I have heard that university coursework is more theoretical in nature. How relevant is this to industry work?

There’s two large elements of this question:

- Is the coursework at uni only theoretical in nature?
- If the coursework at uni is largely theoretical, is that applicable to a job at a large technology firm like Facebook?

For (1) – this is highly dependent on the school that you go to (an engineering school or a liberal arts college?), the subfield of computer science that you go into (EECS or Machine Learning?) and the specific classes you choose to take (programming languages or operating systems?).

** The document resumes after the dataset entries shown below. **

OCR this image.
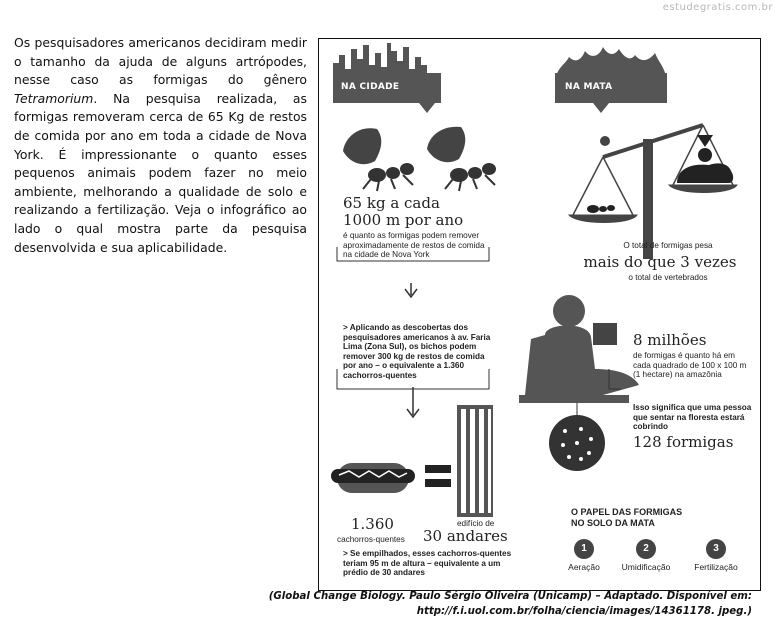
estudegratis.com.br
Os pesquisadores americanos decidiram medir o tamanho da ajuda de alguns artrópodes, nesse caso as formigas do gênero Tetramorium. Na pesquisa realizada, as formigas removeram cerca de 65 Kg de restos de comida por ano em toda a cidade de Nova York. É impressionante o quanto esses pequenos animais podem fazer no meio ambiente, melhorando a qualidade de solo e realizando a fertilização. Veja o infográfico ao lado o qual mostra parte da pesquisa desenvolvida e sua aplicabilidade.
NA CIDADE	NA MATA
65 kg a cada
1000 m por ano
é quanto as formigas podem remover aproximadamente de restos de comida na cidade de Nova York
O total de formigas pesa
mais do que 3 vezes
o total de vertebrados
> Aplicando as descobertas dos pesquisadores americanos à av. Faria Lima (Zona Sul), os bichos podem remover 300 kg de restos de comida por ano – o equivalente a 1.360 cachorros-quentes
1.360
cachorros-quentes
edifício de
30 andares
> Se empilhados, esses cachorros-quentes teriam 95 m de altura – equivalente a um prédio de 30 andares
8 milhões
de formigas é quanto há em cada quadrado de 100 x 100 m (1 hectare) na amazônia
Isso significa que uma pessoa que sentar na floresta estará cobrindo
128 formigas
O PAPEL DAS FORMIGAS
NO SOLO DA MATA
1
Aeração
2
Umidificação
3
Fertilização
(Global Change Biology. Paulo Sérgio Oliveira (Unicamp) – Adaptado. Disponível em: http://f.i.uol.com.br/folha/ciencia/images/14361178. jpeg.)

However, every school will have both a mix of theory and practice. And I’ve never heard of any computer science program that does not require its students to know how to program at the level that would be required to work at a place like Google or FB. I have a B.A. in Computer Science from a liberal arts school and I still took a lot of programming classes with practical projects that people use today. If you decided to teach yourself how to program you might be able to not learn many of the core concepts of computer science: datastructures and algorithms, P=NP, Turing Machines, big O notation, etc.,

I think it’d be a mistake to think of school as ‘theory’ and work as ‘practice.’

For (2) – while day to day most of your time will likely be spent doing practical coding work, the theoretical side of computer science is important to understanding the context around what you’re doing and how to design algorithms. One example is if you have a list of numbers in python, say: [1 , 2, 3] and you sort the list using a library function like “list.sort()” what’s actually happening? How long will this take? Is there even a way to make it faster or can I mathematically prove to you this is the fastest that the function can be? So in the process of coding you “don’t know what you don’t know” and a formal computer science education can uncover those for you.